A contação de histórias não é, necessariamente, uma atividade só para os pequenos. Karina Giannecchini montou com dois colegas, em abril de 2010, o projeto Prosa Afiada, voltado para adultos, nas programações do Sesc. Na primeira edição, apresentou textos de Ignácio de Loyola Brandão e Andréa del Fuego, entre outros. Na segunda, a escolha recaiu sobre a Antologia Poética, de Vinicius de Moraes. Para adultos, a terminologia é que muitas vezes muda: o próprio Prosa Afiada se apresenta como "literatura dramática"; Quatro Estações foi divulgado como "série de encontros dramatizados". Mas, no fundo, é tudo contação.

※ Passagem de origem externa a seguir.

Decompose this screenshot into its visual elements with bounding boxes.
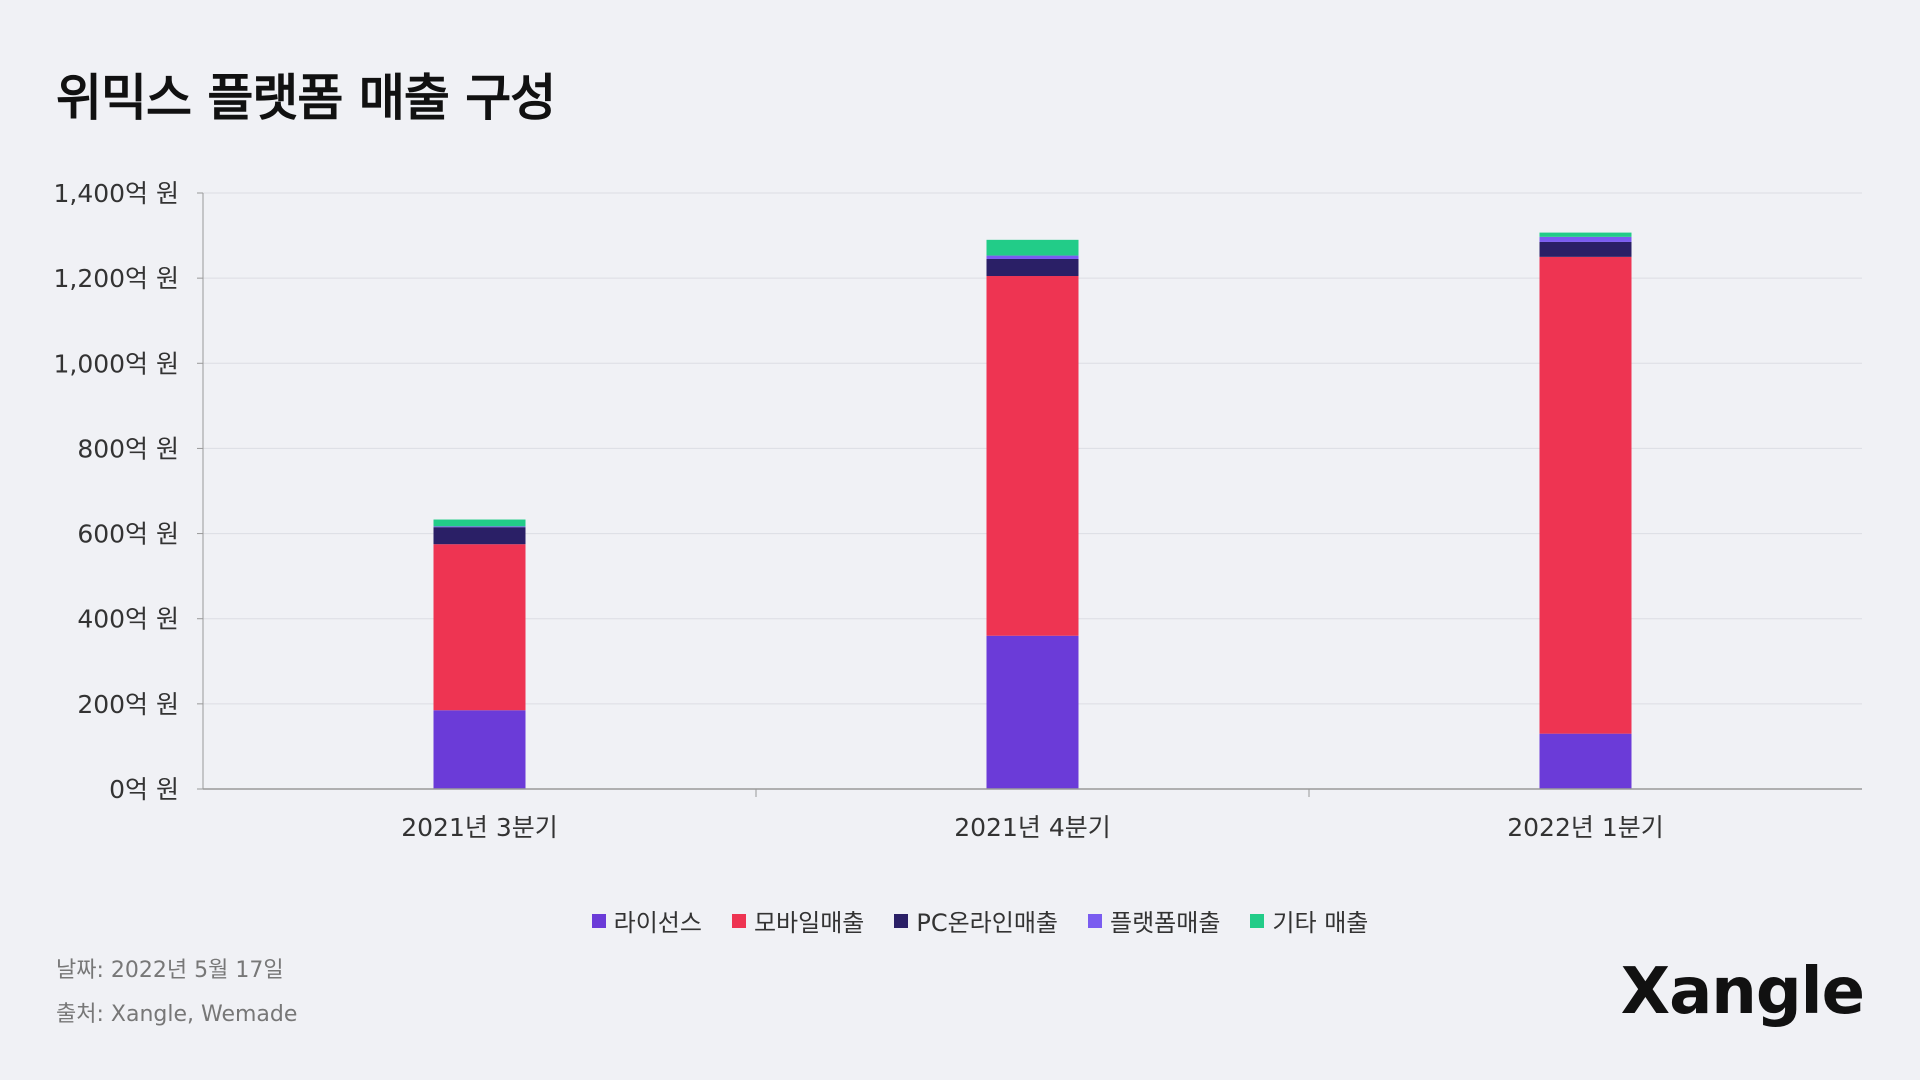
legend-swatch [591,913,606,928]
bar-segment-0-1 [986,635,1079,789]
legend-item: 플랫폼매출 [1088,903,1220,938]
bar-segment-1-1 [986,276,1079,636]
y-tick-label: 1,400억 원 [53,179,179,208]
legend-label: 기타 매출 [1272,909,1369,937]
bar-segment-0-2 [1539,733,1632,789]
legend-swatch [894,913,909,928]
legend-swatch [1250,913,1265,928]
xangle-logo: Xangle [1620,955,1865,1029]
y-tick-label: 1,000억 원 [53,349,179,378]
bar-segment-2-1 [986,258,1079,277]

A associação da atividade ao público infantil passa, segundo Tierno (que só faz contação para adultos) por uma questão de mercado. Ele lembra que, a partir dos anos 80, a criança passou a ser um campo de consumo muito forte, o que aqueceu o circuito do teatro infantil, que, agora, tem perdido terreno para a contação, por demandar uma produção mais econômica.

Ascensão
Há alguns anos, o jornal Folha de S.Paulo publicou uma reportagem ressaltando o contador de histórias como carreira em ascensão. Giba Pedroza, um dos entrevistados, cansou de receber ligações de gente que queria aprender o ofício visando supostas gordas remunerações.

- Uma mulher, que se dizia atriz, disse que não gostava nem de ler, nem de criança, mas que contaria história em festa infantil para juntar dinheiro e montar seu espetáculo - horroriza-se Giba.

Giuliano Tierno coordena uma pós-gradução lato sensu em contação de histórias, pioneira, que tem a proposta de desconstruir a estereotipia criada em cima da atividade.

- Muitos contratantes só valorizam a palavra espetacularizada. Precisamos criar uma dissonância reflexiva acerca desse movimento que vai esvaziando a palavra - analisa.

Para ele, o fenômeno do stand up comedy, que parece se beneficiar da explosão do setor, pouco tem a ver com a arte narrativa.

- Ele reforça aquilo que a gente já pensa. Falar mal da política? Já penso isso. A história pode ir para outro lugar. Pode me dar algo que eu não conhecia - diz, para esmiuçar a diferença.

Contar uma história pode ser apenas isso, defendem os amantes da arte da narrativa oral: a abertura para um caminho que deve ser cruzado não tanto pela necessidade de chegar, mas pelo prazer de curtir a paisagem.